Na esfera legal, as LER/DORT foram consideradas como doença do trabalho pela Portaria nº 4.060, de 06 de agosto de 1987, do Ministério do Trabalho e da Previdência Social, podendo, portanto, serem consideradas como acidente de trabalho por estar dentre os casos previstos no artigo 20 da Lei nº 8.213/91 e artigo 140 do Decreto nº 611/92. Consequentemente, os trabalhadores acometidos pelas LER/DORT possuem direito indenizatório tanto no âmbito previdenciário, quanto no âmbito civil [3].

Os procedimentos requisitados por autoridade judiciária visando apontar os fatos de natureza específica necessária são esclarecimento de um processo chama-se perícia judicial. Desta forma, a perícia é o exame de situações ou fatos relacionados a coisas e pessoas, praticadas por especialista no assunto em questão, com o propósito de esclarecer determinados aspectos técnico-científicos (geralmente explicitados através de quesitos). Seus resultados devem ser apresentados sob forma de parecer sucinto, respondendo apenas aos quesitos formulados, ou de laudo técnico com exposição detalhados elementos averiguados, sua análise e fundamentação das conclusões, além das respostas aos quesitos formulados. A perícia judicial difere das demais perícias, mesmo de outras modalidades de perícias oficiais, pelas três seguintes características: é realizada sob direção e autoridade do juiz; assegura a presença das partes durante a produção da prova pericial; e possibilita a intimação do perito a comparecer à audiência para responder a esclarecimentos, por requerimento das partes, ou iniciativa do juiz [3].

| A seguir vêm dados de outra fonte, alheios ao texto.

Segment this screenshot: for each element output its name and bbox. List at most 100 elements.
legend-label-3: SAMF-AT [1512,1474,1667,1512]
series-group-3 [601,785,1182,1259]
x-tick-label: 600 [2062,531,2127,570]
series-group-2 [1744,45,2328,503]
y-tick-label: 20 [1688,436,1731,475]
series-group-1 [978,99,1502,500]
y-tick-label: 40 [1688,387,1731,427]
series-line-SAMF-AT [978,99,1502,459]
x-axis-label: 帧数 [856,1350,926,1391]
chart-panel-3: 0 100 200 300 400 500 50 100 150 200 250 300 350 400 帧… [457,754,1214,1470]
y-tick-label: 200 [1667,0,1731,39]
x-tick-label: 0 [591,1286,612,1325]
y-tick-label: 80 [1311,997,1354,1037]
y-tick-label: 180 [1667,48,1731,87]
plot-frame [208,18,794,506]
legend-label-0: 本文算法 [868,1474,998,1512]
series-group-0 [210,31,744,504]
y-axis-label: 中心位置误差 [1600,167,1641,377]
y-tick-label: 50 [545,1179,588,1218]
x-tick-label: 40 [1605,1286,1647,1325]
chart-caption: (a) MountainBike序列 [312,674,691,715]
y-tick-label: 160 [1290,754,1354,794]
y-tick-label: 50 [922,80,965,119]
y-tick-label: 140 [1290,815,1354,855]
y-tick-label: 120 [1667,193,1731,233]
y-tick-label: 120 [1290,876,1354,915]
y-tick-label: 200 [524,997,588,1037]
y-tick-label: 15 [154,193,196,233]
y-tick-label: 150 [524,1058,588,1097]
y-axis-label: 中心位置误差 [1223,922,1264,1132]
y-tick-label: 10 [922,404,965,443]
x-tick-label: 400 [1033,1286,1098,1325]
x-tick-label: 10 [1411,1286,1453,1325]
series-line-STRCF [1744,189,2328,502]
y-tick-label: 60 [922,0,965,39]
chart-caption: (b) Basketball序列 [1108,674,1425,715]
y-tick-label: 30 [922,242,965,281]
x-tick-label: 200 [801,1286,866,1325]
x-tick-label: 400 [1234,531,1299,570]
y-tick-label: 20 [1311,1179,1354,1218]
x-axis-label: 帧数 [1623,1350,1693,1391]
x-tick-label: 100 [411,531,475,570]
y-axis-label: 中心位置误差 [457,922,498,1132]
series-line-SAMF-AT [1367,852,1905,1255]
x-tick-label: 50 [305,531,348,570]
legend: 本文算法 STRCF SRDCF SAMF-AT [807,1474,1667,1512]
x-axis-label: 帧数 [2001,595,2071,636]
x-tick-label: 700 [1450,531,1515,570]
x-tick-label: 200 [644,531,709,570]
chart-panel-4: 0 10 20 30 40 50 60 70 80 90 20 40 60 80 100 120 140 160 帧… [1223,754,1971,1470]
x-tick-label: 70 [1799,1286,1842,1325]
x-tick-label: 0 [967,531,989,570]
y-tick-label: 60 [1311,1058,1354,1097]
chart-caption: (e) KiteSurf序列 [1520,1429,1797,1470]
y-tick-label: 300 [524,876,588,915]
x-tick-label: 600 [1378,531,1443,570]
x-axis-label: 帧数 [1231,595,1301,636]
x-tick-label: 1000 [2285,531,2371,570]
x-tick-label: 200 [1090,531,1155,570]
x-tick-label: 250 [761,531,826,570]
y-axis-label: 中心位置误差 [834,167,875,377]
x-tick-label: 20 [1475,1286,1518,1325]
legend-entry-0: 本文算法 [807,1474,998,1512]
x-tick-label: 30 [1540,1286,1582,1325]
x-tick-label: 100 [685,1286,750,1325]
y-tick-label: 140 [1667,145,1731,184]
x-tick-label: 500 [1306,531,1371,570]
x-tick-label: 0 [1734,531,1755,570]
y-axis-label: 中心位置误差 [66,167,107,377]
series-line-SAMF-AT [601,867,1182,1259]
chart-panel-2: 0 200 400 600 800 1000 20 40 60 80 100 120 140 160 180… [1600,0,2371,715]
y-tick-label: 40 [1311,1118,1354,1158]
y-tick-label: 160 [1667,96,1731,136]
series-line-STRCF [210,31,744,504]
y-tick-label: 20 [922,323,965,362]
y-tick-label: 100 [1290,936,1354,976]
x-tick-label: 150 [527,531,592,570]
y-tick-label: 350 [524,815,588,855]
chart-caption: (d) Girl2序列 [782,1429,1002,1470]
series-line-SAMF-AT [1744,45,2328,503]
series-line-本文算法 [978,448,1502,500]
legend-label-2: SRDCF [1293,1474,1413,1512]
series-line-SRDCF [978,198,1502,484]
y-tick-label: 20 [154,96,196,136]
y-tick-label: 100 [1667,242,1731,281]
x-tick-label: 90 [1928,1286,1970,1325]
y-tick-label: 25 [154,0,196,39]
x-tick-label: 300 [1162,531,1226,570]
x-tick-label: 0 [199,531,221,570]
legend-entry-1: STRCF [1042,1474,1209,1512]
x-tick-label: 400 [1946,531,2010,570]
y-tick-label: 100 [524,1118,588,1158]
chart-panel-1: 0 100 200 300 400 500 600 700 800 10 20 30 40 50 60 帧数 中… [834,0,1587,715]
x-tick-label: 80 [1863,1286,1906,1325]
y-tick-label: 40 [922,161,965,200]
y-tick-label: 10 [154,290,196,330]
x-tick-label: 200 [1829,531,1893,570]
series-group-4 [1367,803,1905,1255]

O perito é indivíduo de confiança do juiz, sendo até denominado de os olhos e os ouvidos do juiz, figurando como auxiliar da justiça, e ainda que seja serventuário excepcional e temporário deve reunir os conhecimentos técnicos e científicos indispensáveis à elucidação dos problemas fáticos da questão [4].

 

Metodologia

 

Este trabalho é um estudo de revisão bibliográfica não sistemática, sobre atuação de fisioterapeutas como peritos judiciais.

Para elaboração deste, realizou-se uma revisão de literatura para obter fundamentação teórica com base em artigos científicos e levantamento de dados através de buscas na internet.

Foram selecionados 7 artigos científicos em português. Como critério de inclusão as publicações deviam ter sido publicadas do ano 2009 a 2017, e conter os seguintes descritores: Fisioterapia, Perícia, Fisioterapeuta do Trabalho. Já como critério de exclusão, são os artigos que não continham os descritores acima e com data de publicação inferior ao ano de 2010.

 

Resultados e discussão


O Perito judicial é o auxiliar da Justiça, pessoa civil, nomeado pelo juiz ou pelo Tribunal, devidamente compromissado, assistindo-o para realizar prova pericial consistente em exame, vistoria ou avaliação, valendo-se de conhecimento especial, técnico ou científico. No caso específico das perícias trabalhistas, o perito deve ter conhecimento profundo em biomecânica e cinesiologia que estudam o movimento humano, pois, nos casos de LER/DORT os fatores etiológicos descritos na literatura são os movimentos repetitivos, as posturas e a biomecânica ocupacional inadequadas, entre outros [4].

Deve-se destacar, entretanto, que apesar de o profissional médico em seu gradil curricular, seja de graduação ou especialização em medicina do trabalho, não ter a cadeira de cinesiologia e/ou biomecânica e, por isso não apresentar o conhecimento técnico-científico necessário para ser perito no estabelecimento de nexo causal entre as LER/DORT e as atividades laborais, é o único profissional indicado para periciar quanto à existência da patologia em questão. Fica claro, portanto, que existe a perícia técnico-médica, na qual o médico investigará a existência ou não da doença, e a perícia técnica cinesiológica-funcional, onde o fisioterapeuta irá averiguar a existência de nexo entre a patologia previamente diagnosticada e confirmada pelo exame médico e as atividades laborais do reclamante [3].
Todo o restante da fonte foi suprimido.